不急着回家,初蕴浅被拉着转到侧殿求签。
“给你求支平安签,”初母将签筒推到她面前,眼里满是慈爱,“阿娘只盼你岁岁平安。”
竹签哗啦啦地响,初蕴浅跪在蒲团上,诚心祈愿。
第一支签落下,竟是支空签。
“这……”老道士眯起眼,“心不诚,则签不应。再求一次。”
第二支签落地时,签文上的朱砂鲜艳如血:金鳞绝非池中物,九霄直上失归途。
初母心头一惊,这支签乍一看是好,可是怎么越看越不对劲呢。
初蕴浅正欲起身,袖中忽然掉出一块鱼形玉佩。
那是当时无意间发现的,过后自己却鬼使神差地将它随身带着。
想起今早答应那人的,她又跪了下来。
“再求一签。

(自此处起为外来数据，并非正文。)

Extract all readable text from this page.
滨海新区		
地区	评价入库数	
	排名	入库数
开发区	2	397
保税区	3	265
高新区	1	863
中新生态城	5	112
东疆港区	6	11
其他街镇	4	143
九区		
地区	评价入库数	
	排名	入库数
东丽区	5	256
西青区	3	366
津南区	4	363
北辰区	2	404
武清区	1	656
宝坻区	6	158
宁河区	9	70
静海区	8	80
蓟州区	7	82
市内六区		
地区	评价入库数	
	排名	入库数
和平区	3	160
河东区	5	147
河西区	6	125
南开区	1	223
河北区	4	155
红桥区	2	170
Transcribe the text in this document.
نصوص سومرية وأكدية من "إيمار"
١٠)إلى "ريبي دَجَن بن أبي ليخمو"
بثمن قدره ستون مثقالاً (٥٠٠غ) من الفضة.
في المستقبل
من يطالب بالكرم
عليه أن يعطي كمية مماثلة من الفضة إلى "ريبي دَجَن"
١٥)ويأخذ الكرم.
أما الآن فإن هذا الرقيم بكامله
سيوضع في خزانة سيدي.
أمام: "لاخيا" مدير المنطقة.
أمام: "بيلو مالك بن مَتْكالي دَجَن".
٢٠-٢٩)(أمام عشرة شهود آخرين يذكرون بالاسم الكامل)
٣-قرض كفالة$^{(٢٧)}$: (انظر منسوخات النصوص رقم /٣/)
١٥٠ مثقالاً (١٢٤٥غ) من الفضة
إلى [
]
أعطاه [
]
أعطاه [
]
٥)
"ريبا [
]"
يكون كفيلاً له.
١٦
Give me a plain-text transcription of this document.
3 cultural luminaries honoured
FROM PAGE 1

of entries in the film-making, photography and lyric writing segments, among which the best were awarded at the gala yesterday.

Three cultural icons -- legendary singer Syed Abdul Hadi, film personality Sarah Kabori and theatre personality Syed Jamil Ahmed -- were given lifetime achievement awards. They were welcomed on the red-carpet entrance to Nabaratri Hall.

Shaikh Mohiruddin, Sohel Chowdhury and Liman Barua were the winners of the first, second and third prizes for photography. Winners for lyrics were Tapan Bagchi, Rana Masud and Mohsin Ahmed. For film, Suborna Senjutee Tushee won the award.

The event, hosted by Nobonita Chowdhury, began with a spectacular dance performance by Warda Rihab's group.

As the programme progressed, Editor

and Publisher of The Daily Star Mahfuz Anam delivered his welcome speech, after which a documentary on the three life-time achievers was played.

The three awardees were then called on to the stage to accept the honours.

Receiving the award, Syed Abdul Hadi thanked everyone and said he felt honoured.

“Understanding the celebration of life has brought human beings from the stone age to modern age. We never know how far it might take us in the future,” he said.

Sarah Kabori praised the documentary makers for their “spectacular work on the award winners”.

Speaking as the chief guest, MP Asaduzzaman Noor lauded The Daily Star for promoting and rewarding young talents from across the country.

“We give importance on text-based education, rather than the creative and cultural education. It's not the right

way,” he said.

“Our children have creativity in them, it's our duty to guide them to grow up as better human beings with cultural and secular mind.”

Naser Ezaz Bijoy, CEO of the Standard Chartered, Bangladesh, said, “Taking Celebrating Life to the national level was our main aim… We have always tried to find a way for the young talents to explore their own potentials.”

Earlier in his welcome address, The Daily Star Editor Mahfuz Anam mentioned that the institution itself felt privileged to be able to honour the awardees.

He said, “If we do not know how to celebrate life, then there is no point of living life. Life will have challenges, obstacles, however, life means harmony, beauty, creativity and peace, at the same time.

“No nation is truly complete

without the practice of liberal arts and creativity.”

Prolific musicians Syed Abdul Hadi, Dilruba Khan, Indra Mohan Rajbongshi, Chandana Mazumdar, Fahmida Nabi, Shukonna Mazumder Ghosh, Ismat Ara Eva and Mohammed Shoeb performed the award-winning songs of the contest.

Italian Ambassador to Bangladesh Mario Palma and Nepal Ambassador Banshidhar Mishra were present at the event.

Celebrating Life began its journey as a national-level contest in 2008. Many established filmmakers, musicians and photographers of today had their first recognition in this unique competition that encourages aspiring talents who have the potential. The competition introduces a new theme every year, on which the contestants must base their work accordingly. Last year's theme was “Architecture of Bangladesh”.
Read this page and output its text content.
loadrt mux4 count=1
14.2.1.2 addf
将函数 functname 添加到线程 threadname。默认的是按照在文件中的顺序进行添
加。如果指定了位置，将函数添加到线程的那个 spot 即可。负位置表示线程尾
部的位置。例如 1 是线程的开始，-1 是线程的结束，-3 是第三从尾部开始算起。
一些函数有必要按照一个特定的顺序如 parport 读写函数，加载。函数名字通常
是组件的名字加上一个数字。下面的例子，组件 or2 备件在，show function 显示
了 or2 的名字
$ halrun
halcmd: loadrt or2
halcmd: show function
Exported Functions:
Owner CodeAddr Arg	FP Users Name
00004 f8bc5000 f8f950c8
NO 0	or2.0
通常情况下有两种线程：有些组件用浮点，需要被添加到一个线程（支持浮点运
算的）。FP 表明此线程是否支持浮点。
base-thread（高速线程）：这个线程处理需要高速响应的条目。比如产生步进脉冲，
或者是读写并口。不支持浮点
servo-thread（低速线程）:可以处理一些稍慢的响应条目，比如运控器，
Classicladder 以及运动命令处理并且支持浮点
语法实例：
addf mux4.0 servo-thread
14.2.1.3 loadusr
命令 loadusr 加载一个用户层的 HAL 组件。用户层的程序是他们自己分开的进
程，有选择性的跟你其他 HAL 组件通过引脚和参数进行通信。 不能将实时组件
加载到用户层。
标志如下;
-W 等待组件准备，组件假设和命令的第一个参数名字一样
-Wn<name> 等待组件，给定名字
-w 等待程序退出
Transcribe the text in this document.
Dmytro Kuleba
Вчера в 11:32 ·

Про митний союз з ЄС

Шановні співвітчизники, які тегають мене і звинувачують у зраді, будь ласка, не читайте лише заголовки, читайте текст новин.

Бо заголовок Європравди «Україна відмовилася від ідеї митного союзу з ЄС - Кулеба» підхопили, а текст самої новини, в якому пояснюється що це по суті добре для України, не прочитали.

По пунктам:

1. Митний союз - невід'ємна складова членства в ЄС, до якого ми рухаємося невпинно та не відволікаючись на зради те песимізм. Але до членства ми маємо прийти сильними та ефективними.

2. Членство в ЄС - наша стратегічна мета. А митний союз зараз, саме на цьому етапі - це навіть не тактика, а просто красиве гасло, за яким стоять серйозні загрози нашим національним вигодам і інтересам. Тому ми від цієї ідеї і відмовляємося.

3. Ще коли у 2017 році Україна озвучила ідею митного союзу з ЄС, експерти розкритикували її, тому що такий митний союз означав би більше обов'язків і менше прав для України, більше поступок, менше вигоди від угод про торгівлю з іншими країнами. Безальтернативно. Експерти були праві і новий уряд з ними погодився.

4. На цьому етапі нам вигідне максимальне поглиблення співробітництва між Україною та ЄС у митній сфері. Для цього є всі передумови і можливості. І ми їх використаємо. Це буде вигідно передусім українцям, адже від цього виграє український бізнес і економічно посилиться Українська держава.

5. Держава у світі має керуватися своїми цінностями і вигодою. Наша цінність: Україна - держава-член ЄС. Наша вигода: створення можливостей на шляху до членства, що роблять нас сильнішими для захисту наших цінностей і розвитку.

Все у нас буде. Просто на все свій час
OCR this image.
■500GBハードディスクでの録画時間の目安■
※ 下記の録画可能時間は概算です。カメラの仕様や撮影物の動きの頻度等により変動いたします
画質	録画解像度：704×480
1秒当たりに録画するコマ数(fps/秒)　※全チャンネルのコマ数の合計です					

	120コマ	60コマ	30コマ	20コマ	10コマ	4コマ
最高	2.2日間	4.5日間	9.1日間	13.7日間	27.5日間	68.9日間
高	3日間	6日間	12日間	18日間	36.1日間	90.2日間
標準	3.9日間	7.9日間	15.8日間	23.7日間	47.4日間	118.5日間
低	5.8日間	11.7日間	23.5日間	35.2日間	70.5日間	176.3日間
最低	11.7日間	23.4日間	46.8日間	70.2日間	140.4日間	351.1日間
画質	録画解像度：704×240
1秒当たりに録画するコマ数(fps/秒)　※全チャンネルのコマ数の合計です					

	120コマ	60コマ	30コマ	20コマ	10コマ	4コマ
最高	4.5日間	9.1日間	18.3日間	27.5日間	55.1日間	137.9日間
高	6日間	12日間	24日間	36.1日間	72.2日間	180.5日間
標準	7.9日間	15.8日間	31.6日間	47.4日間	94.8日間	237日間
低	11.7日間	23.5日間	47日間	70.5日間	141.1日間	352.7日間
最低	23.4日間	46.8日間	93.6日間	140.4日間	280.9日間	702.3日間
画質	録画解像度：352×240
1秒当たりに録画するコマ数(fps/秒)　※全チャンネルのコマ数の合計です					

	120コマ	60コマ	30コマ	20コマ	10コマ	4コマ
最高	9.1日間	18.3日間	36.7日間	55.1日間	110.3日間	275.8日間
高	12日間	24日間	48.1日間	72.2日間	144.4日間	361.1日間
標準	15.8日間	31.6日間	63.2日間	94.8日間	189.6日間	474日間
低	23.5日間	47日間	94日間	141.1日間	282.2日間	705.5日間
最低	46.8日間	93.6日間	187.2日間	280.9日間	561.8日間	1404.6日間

”
这次签筒摇晃得格外久。
当那支签终于落下时,殿外忽起一阵穿堂风,吹得长明灯剧烈摇晃。
“烬中涅槃凤,终作护花尘。”
香灰簌簌落下,像某种灼热的预兆。
这签怎么还把宋昀棠说得像个痴情种,初蕴浅忍不住低笑,若不是自己看过大魔头的人设就信了。
是条会吐信子的毒蛇还差不多。
她将那块玉佩收好,初母在身后催促:“该回去了。”
***
回程的马车碾过积雪未消的山道,嘎吱作响。
初母还在絮絮叨叨着老君庙的签文,说要去捐三倍的香油钱,再请道长做一场法事。
初蕴浅倚着车壁,掌心摩挲着求来的签纸,边缘已经被她无意识地揉出了毛边。
路过百炼堂时,她称自己在那儿订了件小玩意,带着眠月下了马车,让初母先回去。
百炼堂比想象中热闹。
还没进门,就听见里头“叮叮当当”的敲打声,比往日急促。
撩开厚重的毡帘,热浪混着铁锈味扑面而来。
刘铁匠正带着两个徒弟赶工,炉火映得他额头上全是汗珠,连进来个人也没察觉。
“刘叔,”初蕴浅提高声音,“我是来替宋——”
“哎呦,初姑娘!”
刘铁匠这才抬头,慌忙在围裙上擦手,“对不住对不住。宋公子吩咐过让您来取东西的,但他要的铃铛还差最后一道工序,还得辛苦您再等等。”
她微愣,“不是说上月就订好了吗?”
闻言,刘铁匠苦着脸引她到里间,从木盒里取出一对青铜铃铛。